Then two things happened.
Stanbrough bought two troubled savings and loans, whose losses eventually bled into his real estate business, ruining his entire operation.
Knapp chose a different plan for expansion, selling 80 percent of Iowa Realty to Central Life Assurance Co. “Bill saw Central Life’s deep pockets as a way to protect Iowa Realty and rapidly expand the number and size of its developments,” Friedricks wrote.
“With access to Central Life’s capital, Bill believed he could make more money owning 20 percent of the company than he had when he controlled all of it,” Friedricks wrote.
“When you are up and going great is the time to sell,” Knapp told Friedricks.
Be a visionary: Knapp saw the potential to revitalize the area around Drake University during the mid-1980s at a time when others were ready to throw in the towel, Friedricks wrote.
Banker Mike Earley was the first to urge Drake to become involved in the area, and he organized a bus tour in 1984 for Knapp and other Drake trustees. The tour was discouraging for most. One trustee even suggested “building a moat around the campus.”
Knapp argued that walling off the area would only make matters worse. He and Earley pushed for creation of the Drake-Des Moines Development Corp.
Nothing much was done until Michael Ferrari became Drake’s new president in 1985.
There was no plan for land acquisition, but Ferrari told Knapp to go ahead and see what he could do.
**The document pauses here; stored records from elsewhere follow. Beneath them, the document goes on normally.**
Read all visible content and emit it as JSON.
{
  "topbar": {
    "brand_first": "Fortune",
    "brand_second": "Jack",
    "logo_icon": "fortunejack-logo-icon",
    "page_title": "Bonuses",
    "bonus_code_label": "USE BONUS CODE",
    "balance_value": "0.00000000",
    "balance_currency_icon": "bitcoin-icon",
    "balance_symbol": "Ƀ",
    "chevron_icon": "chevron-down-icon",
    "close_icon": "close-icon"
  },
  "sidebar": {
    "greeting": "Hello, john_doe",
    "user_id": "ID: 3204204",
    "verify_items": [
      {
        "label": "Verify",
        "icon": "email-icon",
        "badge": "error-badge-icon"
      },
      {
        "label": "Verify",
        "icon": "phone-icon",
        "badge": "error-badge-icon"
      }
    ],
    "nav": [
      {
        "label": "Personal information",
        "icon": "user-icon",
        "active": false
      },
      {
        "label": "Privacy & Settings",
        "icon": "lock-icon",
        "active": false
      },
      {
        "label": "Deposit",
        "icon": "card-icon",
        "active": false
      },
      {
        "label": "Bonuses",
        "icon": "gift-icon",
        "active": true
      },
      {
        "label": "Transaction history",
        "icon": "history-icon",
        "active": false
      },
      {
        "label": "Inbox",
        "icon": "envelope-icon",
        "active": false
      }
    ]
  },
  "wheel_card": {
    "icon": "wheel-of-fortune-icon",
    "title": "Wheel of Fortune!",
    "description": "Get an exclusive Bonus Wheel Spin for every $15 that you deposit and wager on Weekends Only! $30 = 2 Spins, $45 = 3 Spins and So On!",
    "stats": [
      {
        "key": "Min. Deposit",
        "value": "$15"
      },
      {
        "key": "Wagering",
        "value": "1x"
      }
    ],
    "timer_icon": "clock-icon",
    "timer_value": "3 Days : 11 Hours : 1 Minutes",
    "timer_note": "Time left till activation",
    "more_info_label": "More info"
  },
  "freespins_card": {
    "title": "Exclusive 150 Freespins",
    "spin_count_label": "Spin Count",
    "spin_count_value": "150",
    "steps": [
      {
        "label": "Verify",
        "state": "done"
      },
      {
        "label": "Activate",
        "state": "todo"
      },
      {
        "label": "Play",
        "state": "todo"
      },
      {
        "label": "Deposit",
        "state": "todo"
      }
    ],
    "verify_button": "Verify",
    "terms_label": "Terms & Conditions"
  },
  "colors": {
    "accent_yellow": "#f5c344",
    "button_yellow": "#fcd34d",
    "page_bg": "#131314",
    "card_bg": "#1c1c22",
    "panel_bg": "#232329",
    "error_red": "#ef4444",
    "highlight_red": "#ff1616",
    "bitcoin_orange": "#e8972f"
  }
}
Knapp sent Pat Greene, Iowa Realty’s commercial agent, into the neighborhood, and before anyone knew what was happening, Greene had purchased land from 35 to 40 landowners.
Meanwhile, Knapp worked behind the scenes to line up investors who put up the money needed to build a 52-room hotel, a 108-unit apartment complex and a restaurant, the Drake Diner.
That was all done in less than two years, opening the door for Drake’s $115 million capital campaign, which eventually resulted in a number of improvements, including erection of the $12 million Knapp Center.